Mary I (18 February 1516 – 17 November 1558), also known as Mary Tudor, and as “Bloody Mary” by her Protestant opponents, was Queen of England and Ireland from July 1553 until her death in 1558. She is best known for her vigorous attempt to reverse the English Reformation, which had begun during the reign of her father, Henry VIII. Her attempt to restore to the church the property confiscated in the previous two reigns was largely thwarted by parliament, but during her five-year reign, Mary had over 280 religious dissenters burned at the stake in the Marian persecutions.
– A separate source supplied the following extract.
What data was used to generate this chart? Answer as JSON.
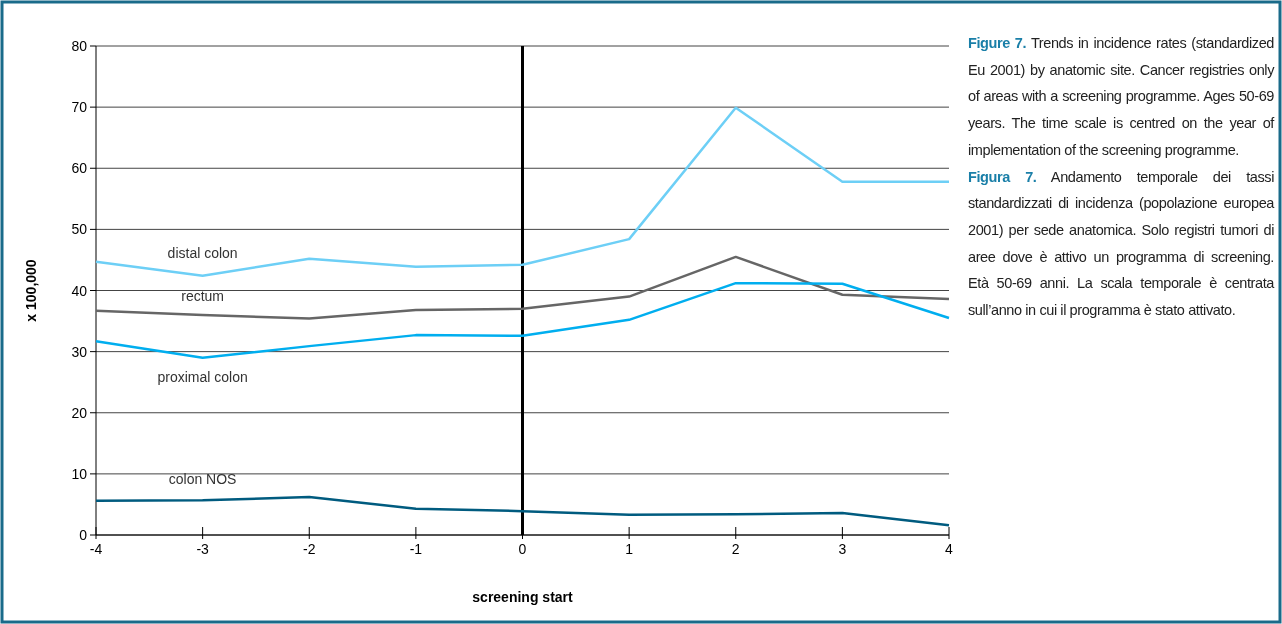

Throughout the history of the world, heretics and religious fanatics alike have maintained a biting hold upon the ignorant popular mind and the self-interested political authority of those at the top.
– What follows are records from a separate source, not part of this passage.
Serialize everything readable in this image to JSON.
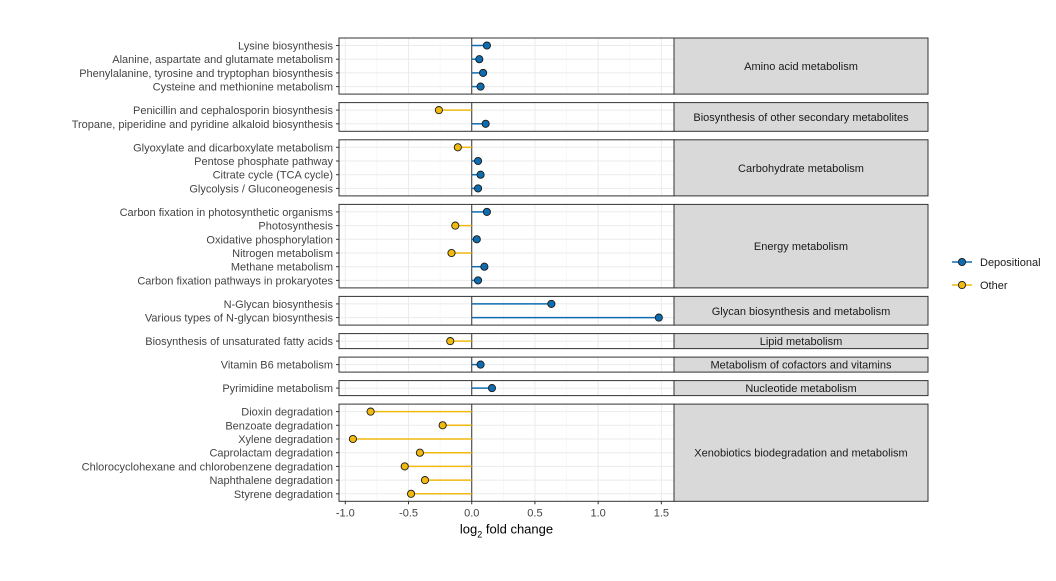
{
  "chart_data": {
    "type": "lollipop",
    "xlabel_main": "log",
    "xlabel_sub": "2",
    "xlabel_rest": " fold change",
    "xlim": [
      -1.05,
      1.6
    ],
    "xticks": [
      -1.0,
      -0.5,
      0.0,
      0.5,
      1.0,
      1.5
    ],
    "xtick_labels": [
      "-1.0",
      "-0.5",
      "0.0",
      "0.5",
      "1.0",
      "1.5"
    ],
    "colors": {
      "Depositional": "#0E6DB0",
      "Other": "#F2B90F"
    },
    "legend": [
      {
        "name": "Depositional",
        "color": "#0E6DB0"
      },
      {
        "name": "Other",
        "color": "#F2B90F"
      }
    ],
    "groups": [
      {
        "name": "Amino acid metabolism",
        "items": [
          {
            "label": "Lysine biosynthesis",
            "value": 0.12,
            "group": "Depositional"
          },
          {
            "label": "Alanine, aspartate and glutamate metabolism",
            "value": 0.06,
            "group": "Depositional"
          },
          {
            "label": "Phenylalanine, tyrosine and tryptophan biosynthesis",
            "value": 0.09,
            "group": "Depositional"
          },
          {
            "label": "Cysteine and methionine metabolism",
            "value": 0.07,
            "group": "Depositional"
          }
        ]
      },
      {
        "name": "Biosynthesis of other secondary metabolites",
        "items": [
          {
            "label": "Penicillin and cephalosporin biosynthesis",
            "value": -0.26,
            "group": "Other"
          },
          {
            "label": "Tropane, piperidine and pyridine alkaloid biosynthesis",
            "value": 0.11,
            "group": "Depositional"
          }
        ]
      },
      {
        "name": "Carbohydrate metabolism",
        "items": [
          {
            "label": "Glyoxylate and dicarboxylate metabolism",
            "value": -0.11,
            "group": "Other"
          },
          {
            "label": "Pentose phosphate pathway",
            "value": 0.05,
            "group": "Depositional"
          },
          {
            "label": "Citrate cycle (TCA cycle)",
            "value": 0.07,
            "group": "Depositional"
          },
          {
            "label": "Glycolysis / Gluconeogenesis",
            "value": 0.05,
            "group": "Depositional"
          }
        ]
      },
      {
        "name": "Energy metabolism",
        "items": [
          {
            "label": "Carbon fixation in photosynthetic organisms",
            "value": 0.12,
            "group": "Depositional"
          },
          {
            "label": "Photosynthesis",
            "value": -0.13,
            "group": "Other"
          },
          {
            "label": "Oxidative phosphorylation",
            "value": 0.04,
            "group": "Depositional"
          },
          {
            "label": "Nitrogen metabolism",
            "value": -0.16,
            "group": "Other"
          },
          {
            "label": "Methane metabolism",
            "value": 0.1,
            "group": "Depositional"
          },
          {
            "label": "Carbon fixation pathways in prokaryotes",
            "value": 0.05,
            "group": "Depositional"
          }
        ]
      },
      {
        "name": "Glycan biosynthesis and metabolism",
        "items": [
          {
            "label": "N-Glycan biosynthesis",
            "value": 0.63,
            "group": "Depositional"
          },
          {
            "label": "Various types of N-glycan biosynthesis",
            "value": 1.48,
            "group": "Depositional"
          }
        ]
      },
      {
        "name": "Lipid metabolism",
        "items": [
          {
            "label": "Biosynthesis of unsaturated fatty acids",
            "value": -0.17,
            "group": "Other"
          }
        ]
      },
      {
        "name": "Metabolism of cofactors and vitamins",
        "items": [
          {
            "label": "Vitamin B6 metabolism",
            "value": 0.07,
            "group": "Depositional"
          }
        ]
      },
      {
        "name": "Nucleotide metabolism",
        "items": [
          {
            "label": "Pyrimidine metabolism",
            "value": 0.16,
            "group": "Depositional"
          }
        ]
      },
      {
        "name": "Xenobiotics biodegradation and metabolism",
        "items": [
          {
            "label": "Dioxin degradation",
            "value": -0.8,
            "group": "Other"
          },
          {
            "label": "Benzoate degradation",
            "value": -0.23,
            "group": "Other"
          },
          {
            "label": "Xylene degradation",
            "value": -0.94,
            "group": "Other"
          },
          {
            "label": "Caprolactam degradation",
            "value": -0.41,
            "group": "Other"
          },
          {
            "label": "Chlorocyclohexane and chlorobenzene degradation",
            "value": -0.53,
            "group": "Other"
          },
          {
            "label": "Naphthalene degradation",
            "value": -0.37,
            "group": "Other"
          },
          {
            "label": "Styrene degradation",
            "value": -0.48,
            "group": "Other"
          }
        ]
      }
    ]
  }
}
“The cruelties of Mary’s reign, cruelties which even in the most accurate and sober narrative excite just detestation, and which were neither accurately nor soberly related in the popular martyrologies, the conspiracies against Elizabeth, and above all the Gunpowder Plot, had left in the minds of the vulgar a deep and bitter feeling which was kept up by annual commemorations, prayers, bonfires, and processions. It should be added that those classes which were peculiarly distinguished by attachment to the throne, the clergy and the landed gentry, had peculiar reasons for regarding the Church of Rome with aversion. The clergy trembled for their benefices; the landed gentry for their abbeys and great tithes.”
Excerpt From: Thomas Babington Macaulay Macaulay. “The History of England, from the Accession of James II — Volume 1.”
The unlikely conjunction of these two unflattering schemes for bigots and mercenaries – while affording limitless entertainment – does nothing to advance either democracy or socialism. In the Western world this putative gusto for spiritual and economic fervour is merely the alliance of control which is but another word for power. The furthest topic from consideration by either member of the cabal is truth or altruism, the very ingredients of their voices.